Mise en avant dans ce concert de bien-pensance, Florence Hartmann, l’ancienne porte-parole de Carla Del Ponte au tribunal de La Haye, a fustigé dans de nombreuses interviews « l’irresponsabilité » de l’ancienne procureure, qui aurait présenté « comme des faits avérés de simples hypothèses », soulignant que les enquêtes menées par le TPIY n’avaient « rien donné » . Or, ces enquêtes n’ont jamais pu être menées à bien, précisément à cause du refus de collaboration opposé par les autorités albanaises et du manque de volonté internationale et de soutien politique déploré par Carla Del Ponte. Dans son livre, celle-ci accuse nommément Bernard Kouchner, alors chef de la Mission des Nations unies (MINUK) et le général français Marcel Valentin, alors commandant en chef de la KFOR, la mission de l’OTAN au Kosovo, d’avoir bloqué son enquête.
Le rapport Williamson a été bouclé le 28 juillet, à un moment où l’attention de l’opinion publique internationale est attirée par d’autres drames. Sa publication n’a donc donné lieu qu’à très peu de commentaires médiatiques – en France, par exemple, de simples entrefilets dans Le Monde ou Libération, tandis qu’il faisait pourtant les gros titres de la presse britannique, allemande ou autrichienne.
Le rapport très détaillé de Dick Marty évoquait l’arrestation extralégale et la déportation de « plusieurs centaines » de civils serbes et roms du Kosovo vers l’Albanie, dans les semaines qui ont suivi la fin de la guerre, en juin et durant l’été 1999. Certains de ces prisonniers auraient été tués pour alimenter un trafic d’organes, principalement de reins – le rapport n’accorde cependant qu’une place relativement limitée à cet aspect et Dick Marty a confirmé le nombre « modeste » de cas évoqués par Clint Williamson. Le rapport décrit surtout un véritable « archipel » de centres de détention, dans lesquels ces prisonniers serbes auraient été détenus, parfois en compagnie de « collaborateurs » albanais supposés – en fait, le plus souvent de simples adversaires politiques du petit groupe dirigeant l’UÇK. L’existence de ce réseau de camps avait déjà été établie en 2009 par l’enquête des journalistes Altin Raxhimi, Michael Montgomery et Vladimir Karaj (lire ici les conclusions de leur enquête).

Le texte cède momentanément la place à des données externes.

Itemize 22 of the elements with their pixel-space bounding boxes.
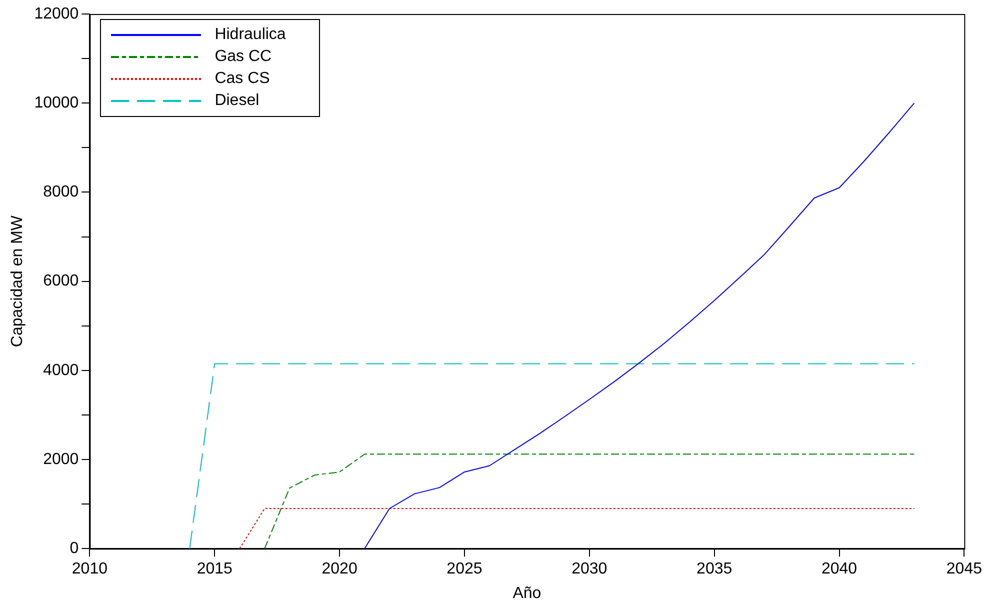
x-tick-label: 2045 — [946, 560, 982, 578]
legend-label: Gas CC — [214, 48, 272, 66]
x-tick-label: 2035 — [696, 560, 732, 578]
line-series — [264, 454, 915, 549]
x-tick-label: 2010 — [72, 560, 108, 578]
y-tick-label: 2000 — [43, 450, 79, 468]
x-axis-title: Año — [512, 584, 542, 602]
y-tick-label: 6000 — [43, 272, 79, 290]
x-tick-label: 2025 — [446, 560, 482, 578]
x-tick-label: 2040 — [821, 560, 858, 578]
y-axis-title: Capacidad en MW — [9, 214, 26, 348]
y-tick-label: 10000 — [34, 94, 79, 112]
legend-label: Diesel — [214, 92, 260, 110]
y-tick-label: 4000 — [43, 362, 79, 379]
x-tick-label: 2015 — [196, 560, 233, 578]
y-tick-label: 0 — [70, 540, 79, 558]
legend-label: Hidraulica — [214, 26, 286, 44]
y-tick-label: 8000 — [43, 184, 79, 201]
x-tick-label: 2020 — [322, 560, 358, 578]
x-tick-label: 2030 — [572, 560, 608, 578]
y-tick-label: 12000 — [34, 5, 79, 22]
legend-label: Cas CS — [214, 70, 270, 88]
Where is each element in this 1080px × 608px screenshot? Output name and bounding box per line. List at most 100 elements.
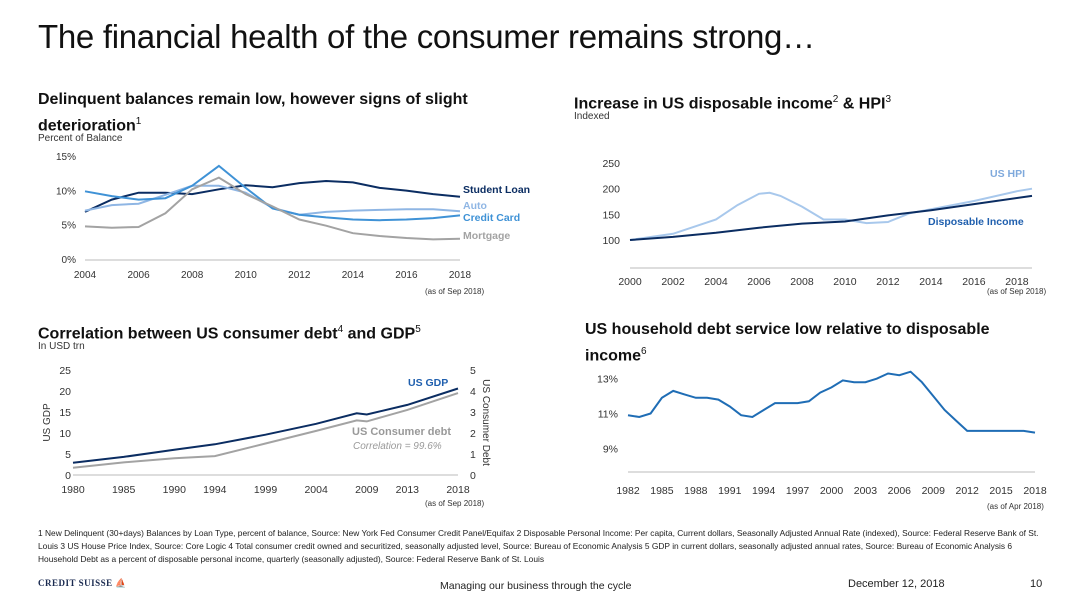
x-tick-label: 2016 — [962, 276, 986, 288]
x-tick-label: 2002 — [661, 276, 685, 288]
series-line-1 — [629, 187, 1033, 241]
panel3-subtitle: In USD trn — [38, 341, 85, 352]
x-tick-label: 2000 — [618, 276, 642, 288]
x-tick-label: 1980 — [61, 484, 85, 496]
y-tick-label: 20 — [59, 386, 71, 398]
x-tick-label: 2015 — [989, 485, 1013, 497]
panel4-note: (as of Apr 2018) — [987, 502, 1044, 511]
x-tick-label: 1985 — [650, 485, 674, 497]
x-tick-label: 2008 — [181, 270, 204, 281]
y-tick-label: 250 — [602, 158, 620, 170]
x-tick-label: 2010 — [235, 270, 258, 281]
x-tick-label: 2018 — [449, 270, 472, 281]
y-tick-label: 11% — [598, 409, 618, 421]
chart-debt-service: 9% 11% 13% 1982 1985 1988 1991 1994 1997 2000 2003… — [597, 370, 1047, 497]
panel3-note: (as of Sep 2018) — [425, 499, 485, 508]
y-tick-label: 5 — [65, 449, 71, 461]
series-label-1: US HPI — [990, 168, 1025, 180]
y-tick-label: 10 — [59, 428, 71, 440]
panel2-subtitle: Indexed — [574, 111, 610, 122]
y-axis-label: US GDP — [42, 403, 53, 442]
y-tick-label: 100 — [602, 235, 620, 247]
x-tick-label: 1988 — [684, 485, 708, 497]
series-label-3: Mortgage — [463, 230, 510, 242]
series-line-0 — [629, 194, 1033, 241]
series-label-1: US Consumer debt — [352, 426, 451, 438]
credit-suisse-logo: CREDIT SUISSE ⛵ — [38, 578, 128, 588]
series-line-0 — [72, 387, 459, 464]
x-tick-label: 2012 — [955, 485, 979, 497]
y2-tick-label: 0 — [470, 470, 476, 482]
x-tick-label: 2004 — [74, 270, 97, 281]
series-label-0: Disposable Income — [928, 216, 1024, 228]
x-tick-label: 2006 — [888, 485, 912, 497]
y2-tick-label: 1 — [470, 449, 476, 461]
x-tick-label: 1985 — [112, 484, 136, 496]
chart-income-hpi: 100 150 200 250 2000 2002 2004 2006 2008 2010 2012… — [602, 158, 1033, 288]
panel1-subtitle: Percent of Balance — [38, 133, 123, 144]
y-tick-label: 9% — [603, 443, 618, 455]
x-tick-label: 1982 — [616, 485, 640, 497]
x-tick-label: 1990 — [163, 484, 187, 496]
x-tick-label: 1994 — [752, 485, 776, 497]
x-tick-label: 2014 — [919, 276, 943, 288]
panel3-title: Correlation between US consumer debt4 an… — [38, 324, 421, 343]
x-tick-label: 2014 — [342, 270, 365, 281]
series-label-1: Auto — [463, 200, 487, 212]
y-tick-label: 0% — [62, 255, 77, 266]
series-line-3 — [84, 176, 461, 241]
y-tick-label: 13% — [597, 374, 618, 386]
y-tick-label: 150 — [602, 209, 620, 221]
y-tick-label: 0 — [65, 470, 71, 482]
x-tick-label: 2006 — [127, 270, 150, 281]
y2-tick-label: 3 — [470, 407, 476, 419]
series-label-2: Credit Card — [463, 212, 520, 224]
series-label-0: US GDP — [408, 377, 448, 389]
x-tick-label: 2010 — [833, 276, 857, 288]
x-tick-label: 2006 — [747, 276, 771, 288]
x-tick-label: 2008 — [790, 276, 814, 288]
x-tick-label: 2009 — [922, 485, 946, 497]
x-tick-label: 2012 — [288, 270, 311, 281]
x-tick-label: 2018 — [1005, 276, 1029, 288]
x-tick-label: 2003 — [854, 485, 878, 497]
y-tick-label: 15% — [56, 152, 76, 163]
x-tick-label: 2004 — [304, 484, 328, 496]
correlation-annotation: Correlation = 99.6% — [353, 441, 442, 452]
y2-tick-label: 4 — [470, 386, 476, 398]
x-tick-label: 2018 — [446, 484, 470, 496]
footer-date: December 12, 2018 — [848, 578, 945, 590]
series-line-0 — [627, 370, 1036, 434]
x-tick-label: 2016 — [395, 270, 418, 281]
x-tick-label: 1994 — [203, 484, 227, 496]
footnotes: 1 New Delinquent (30+days) Balances by L… — [38, 528, 1039, 564]
y-tick-label: 200 — [602, 184, 620, 196]
x-tick-label: 1997 — [786, 485, 810, 497]
y2-axis-label: US Consumer Debt — [480, 379, 491, 466]
panel1-title: Delinquent balances remain low, however … — [38, 91, 468, 135]
page-number: 10 — [1030, 578, 1043, 590]
series-label-0: Student Loan — [463, 184, 530, 196]
page-title: The financial health of the consumer rem… — [38, 18, 815, 55]
chart-debt-gdp: 0 5 10 15 20 25 0 1 2 3 4 5 1980 1985 1990 1994 1999 2004… — [42, 365, 491, 496]
x-tick-label: 2013 — [396, 484, 420, 496]
series-line-0 — [84, 179, 461, 213]
y-tick-label: 10% — [56, 186, 76, 197]
x-tick-label: 2012 — [876, 276, 900, 288]
panel1-note: (as of Sep 2018) — [425, 287, 485, 296]
panel2-note: (as of Sep 2018) — [987, 287, 1047, 296]
panel4-title: US household debt service low relative t… — [585, 321, 990, 365]
y-tick-label: 15 — [59, 407, 71, 419]
x-tick-label: 2000 — [820, 485, 844, 497]
y2-tick-label: 5 — [470, 365, 476, 377]
panel2-title: Increase in US disposable income2 & HPI3 — [574, 94, 892, 113]
series-line-2 — [84, 164, 461, 222]
series-line-1 — [72, 392, 459, 469]
x-tick-label: 1991 — [718, 485, 742, 497]
x-tick-label: 2004 — [704, 276, 728, 288]
y2-tick-label: 2 — [470, 428, 476, 440]
footer-subtitle: Managing our business through the cycle — [440, 580, 632, 592]
chart-delinquent: 0% 5% 10% 15% 2004 2006 2008 2010 2012 2014 2016 20… — [56, 152, 530, 281]
y-tick-label: 25 — [59, 365, 71, 377]
x-tick-label: 2018 — [1023, 485, 1047, 497]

Tortures et mauvais traitements étaient systématiques, mais le sort final de ces détenus variable : certains Albanais ont été exécutés, d’autres relâchés. C’est, par exemple, le cas de Z. Z., cité comme témoin protégé dans le procès de ses anciens tortionnaires, et que nous avions rencontré en février 2011. Z. Z. a séjourné deux mois et demi dans le camp de Cahan, un village très difficilement accessible du nord de l’Albanie, situé à quelques heures seulement de marche de la frontière du Kosovo. L’UÇK avait pris ses quartiers dans le village, transformant une petite caserne abandonnée par l’armée albanaise en centre de détention. Z. Z. évoque des mauvais traitements systématiques et des actes graves de torture. Certains détenus étaient forcés à avoir entre eux des relations sexuelles, d’autres ont subi des simulacres d’exécution. « Je suis probablement le prisonnier resté le plus longtemps à Cahan, et je n’ai vu que des détenus albanais », précise-t-il cependant, tout en assurant avoir vu passer à Cahan les chefs les plus importants de l’UÇK, notamment Hashim Thaçi.